> I have a small question. What kind of disclaimer should I write in my
> software starter lines when this software uses some Jakarta librairies
> (Log4J, Common-Lib, etc)...?
The Apache License FAQ might help:
http://www.apache.org/foundation/licence-FAQ.html
as well as reading the license itself (but, of course, you've already done that
;-)
http://www.apache.org/licenses/LICENSE-2.0.html
> "*** This software use Log4J librairies under the GPL licence ***" or
> something like that...
I'm not sure about GPL, as far as I know the Apache software doesn't use the
GPL (just as well or I, for one, wouldn't touch it). See:
http://www.apache.org/licenses/GPL-compatibility.html
FWIW, I don't read the license as requiring any formal acknowledgement beyond
including a copy of the license (assuming you are merely redistributing
unmodified stuff). You might look to see what Sun do, since they include
Apache software in the JRE (e.g. com/sun/org/apache/* in rt.jar). NB: I am not
a lawyer.
Personally, I /would/ include an acknowledgement -- as a matter of professional
pride as well as courtesy.
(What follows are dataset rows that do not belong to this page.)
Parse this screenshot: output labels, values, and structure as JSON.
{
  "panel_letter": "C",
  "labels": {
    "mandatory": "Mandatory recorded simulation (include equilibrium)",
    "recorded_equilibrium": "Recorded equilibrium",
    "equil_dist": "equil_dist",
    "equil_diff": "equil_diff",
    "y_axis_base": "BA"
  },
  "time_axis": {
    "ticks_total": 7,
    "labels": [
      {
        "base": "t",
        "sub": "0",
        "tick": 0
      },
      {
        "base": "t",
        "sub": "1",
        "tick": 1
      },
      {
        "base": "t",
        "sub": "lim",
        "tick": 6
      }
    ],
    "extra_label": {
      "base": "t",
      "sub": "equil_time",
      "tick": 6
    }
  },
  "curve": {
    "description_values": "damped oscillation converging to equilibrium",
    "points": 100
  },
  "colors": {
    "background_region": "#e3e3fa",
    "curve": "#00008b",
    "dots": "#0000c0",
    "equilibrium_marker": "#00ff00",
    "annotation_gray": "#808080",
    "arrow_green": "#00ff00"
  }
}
But how it was phrased and what information it
included (e.g. web links), would depend on where it appeared (there might be
more than one place), and who I expected to be reading it.
-- chris
Oliver Wong - 28 Jul 2006 15:29 GMT
>> I have a small question. What kind of disclaimer should I write in my
>> software starter lines when this software uses some Jakarta librairies
[quoted text clipped - 18 lines]
>
> http://www.apache.org/licenses/GPL-compatibility.html
With the GPL, you're expected to print the license to console or
something like that. Yes, I've actually read the license.
*Tries to find the exact wording* Here it is:
http://www.gnu.org/licenses/gpl.txt
<quote>
If the program is interactive, make it output a short notice like this
when it starts in an interactive mode:
Gnomovision version 69, Copyright (C) year name of author
Gnomovision comes with ABSOLUTELY NO WARRANTY; for details type `show
w'.
This is free software, and you are welcome to redistribute it
under certain conditions; type `show c' for details.
The hypothetical commands `show w' and `show c' should show the appropriate
parts of the General Public License. Of course, the commands you use may
be called something other than `show w' and `show c'; they could even be
mouse-clicks or menu items--whatever suits your program.
</quote>
In my GPL'ed Java GUI apps, what I usually do is make the above text
output to the console (along with the debugging information), where it
doesn't intrude on the "casual" user, but is easily accessible and visible
to those parties who are interested.